Dr. Timothy Holley Presents Faculty Recitals, 'Shapeshifters, Bluesmen and Sacred Circles' 7 PM Sept. 29 & 4 PM Oct. 20, North Carolina Central University

[Dr. Timothy W. Holley]

Tania Justina León and Adolphus Cunningham Hailstork are featured at AfriClassical.com:

Dr. Timothy Holley will present a pair of faculty recital performances on Saturday, September 29, 7:00 pm, and October 20, 2012 in B. N. Duke Auditorium at 4:00 pm at North Carolina Central University.  The program, titled “Shapeshifters, Bluesmen and Sacred Circles” will feature the solo cello music of African-American composers. 

The composers featured on this program are John E. Price, Dorothy Rudd Moore, Tania León, Trevor Weston, Noel Da Costa and Adolphus Hailstork—four of whom are still alive and quite active!!  This majority-group of composers represents the generation that came of age in the 1960s and helped to stoke the fires of change via the Civil Rights Movement.  Their lives and works reflect that generation’s push for full social and political inclusion, full artistic appreciation and professional opportunity, and the attempt of laying full claim to American equality in the greatest possible sense while maintaining their African-American heritage.

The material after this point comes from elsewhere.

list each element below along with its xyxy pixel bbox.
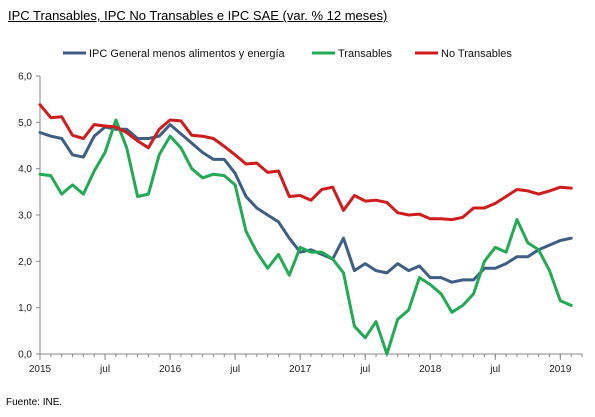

Trevor Weston represents the younger generation who’ve come of age after the apex of the Civil Rights Movement and benefited from its forward progress.  His work, “Shapeshifter” (The Angry Bluesman) is one of the major works of the program.  Its title draws more from a “shared” vocabulary--the blues and the vast menu of technologically produced sounds.  The program’s closing work, Theme & Variations of Adolphus Hailstork uses a Shaker melody (“Draw the Sacred Circle Closer”) that resembles two other well-known American folk-song melodies: “Barbara Allen” and “Simple Gifts” (the latter which Aaron Copland used in his ballet score “Appalachian Spring").

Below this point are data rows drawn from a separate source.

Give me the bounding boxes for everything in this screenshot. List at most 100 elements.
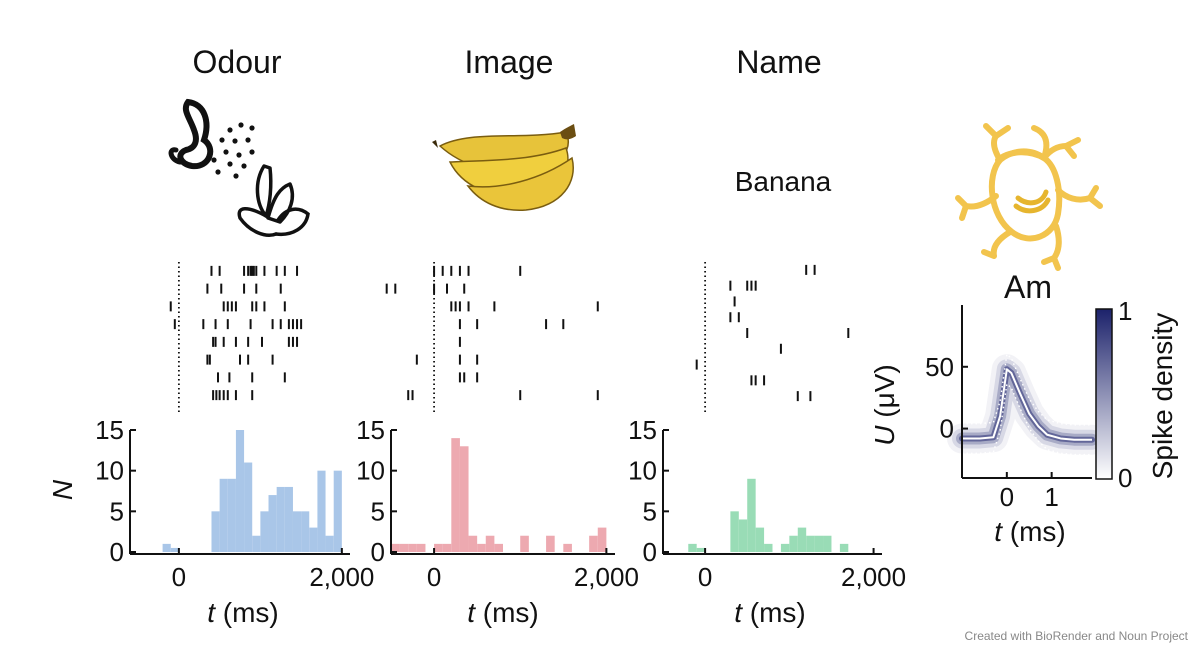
waveform-ylabel-unit: (μV) [869,364,900,425]
waveform-ylabel: U (μV) [869,364,900,445]
odour-title: Odour [193,44,282,80]
name-histogram-bar [738,519,748,552]
odour-ytick-label: 5 [110,496,124,526]
waveform-ytick-label: 0 [940,414,954,444]
name-title: Name [736,44,821,80]
odour-histogram-bar [268,495,277,552]
odour-histogram-bar [292,511,302,552]
image-histogram-bar [494,543,503,552]
image-raster [385,262,599,412]
waveform-xlabel-unit: (ms) [1002,516,1066,547]
name-histogram-bar [797,527,807,552]
name-ytick-label: 5 [643,496,657,526]
name-xlabel: t (ms) [734,597,806,628]
odour-xlabel-unit: (ms) [215,597,279,628]
nose-sniffing-banana-icon [168,98,310,237]
image-histogram-bar [589,535,598,552]
name-xtick-label: 0 [698,562,712,592]
odour-histogram-bar [317,470,326,552]
name-histogram-bar [730,511,739,552]
odour-xlabel: t (ms) [207,597,279,628]
image-histogram-bar [434,543,443,552]
odour-histogram-bar [260,511,269,552]
banana-bunch-icon [432,124,576,211]
name-xlabel-unit: (ms) [742,597,806,628]
odour-histogram-bar [227,478,236,552]
image-histogram-bar [563,543,572,552]
waveform-xlabel-var: t [994,516,1003,547]
waveform-title: Am [1004,269,1052,305]
neuron-with-banana-icon [955,123,1103,271]
name-ytick-label: 0 [643,537,657,567]
name-ytick-label: 10 [628,456,657,486]
odour-histogram-bar [211,511,220,552]
image-histogram-bar [459,446,469,552]
colorbar-max-label: 1 [1118,296,1132,326]
name-histogram-bar [789,535,798,552]
odour-histogram-bar [284,486,293,552]
image-ytick-label: 10 [356,456,385,486]
odour-ylabel: N [47,479,78,500]
colorbar-min-label: 0 [1118,463,1132,493]
odour-ytick-label: 15 [95,415,124,445]
odour-xlabel-var: t [207,597,216,628]
waveform-xlabel: t (ms) [994,516,1066,547]
name-histogram-bar [839,543,849,552]
waveform-ytick-label: 50 [925,352,954,382]
name-histogram-bar [764,543,773,552]
name-histogram-bar [806,535,815,552]
image-histogram-bar [391,543,400,552]
image-histogram-bar [442,543,452,552]
odour-ytick-label: 10 [95,456,124,486]
name-histogram-bar [696,547,706,552]
odour-xtick-label: 0 [172,562,186,592]
image-xtick-label: 0 [427,562,441,592]
waveform-xtick-label: 1 [1044,482,1058,512]
waveform-mean-line [962,368,1092,441]
odour-histogram-bar [309,527,318,552]
image-histogram-bar [468,535,478,552]
name-histogram-bar [814,535,824,552]
image-histogram-bar [520,535,529,552]
waveform-xtick-label: 0 [1000,482,1014,512]
name-raster [695,262,850,412]
odour-histogram-bar [235,430,245,552]
image-xtick-label: 2,000 [574,562,639,592]
name-histogram-bar [755,527,765,552]
name-histogram-bar [780,543,790,552]
image-ytick-label: 15 [356,415,385,445]
image-histogram-bar [451,438,460,552]
image-histogram-bar [546,535,555,552]
image-ytick-label: 0 [371,537,385,567]
odour-raster [169,262,303,412]
name-histogram: 0 5 10 15 0 2,000 [628,415,906,592]
odour-histogram-bar [252,535,261,552]
name-histogram-bar [747,478,756,552]
image-histogram-bar [485,535,495,552]
image-xlabel: t (ms) [467,597,539,628]
colorbar [1095,308,1113,480]
image-histogram-bar [399,543,409,552]
image-xlabel-var: t [467,597,476,628]
image-histogram-bar [477,543,486,552]
credit-text: Created with BioRender and Noun Project [965,629,1189,643]
odour-histogram-bar [276,486,285,552]
stimulus-word: Banana [735,166,832,197]
image-histogram: 0 5 10 15 0 2,000 [356,415,639,592]
name-xlabel-var: t [734,597,743,628]
odour-histogram-bar [325,535,334,552]
odour-xtick-label: 2,000 [309,562,374,592]
image-title: Image [465,44,554,80]
name-histogram-bar [823,535,832,552]
waveform-ylabel-var: U [869,425,900,446]
image-histogram-bar [408,543,417,552]
image-histogram-bar [416,543,426,552]
image-xlabel-unit: (ms) [475,597,539,628]
name-histogram-bar [688,543,697,552]
odour-histogram-bar [301,511,310,552]
odour-ytick-label: 0 [110,537,124,567]
odour-histogram: 0 5 10 15 0 2,000 [95,415,374,592]
odour-histogram-bar [219,478,228,552]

The works of Price, Moore, Leon and Da Costa explore the varieties of melodic and expressive capacities through the medium of the blues and other folk music sources.  Each work has its own distinct sound-world, but each manages to somehow avoid inordinate duplication of formal structure and expressive gesture.  The most formidable challenge of this program to the listener…might be the absence of the piano!!

The program is free and open to the general public.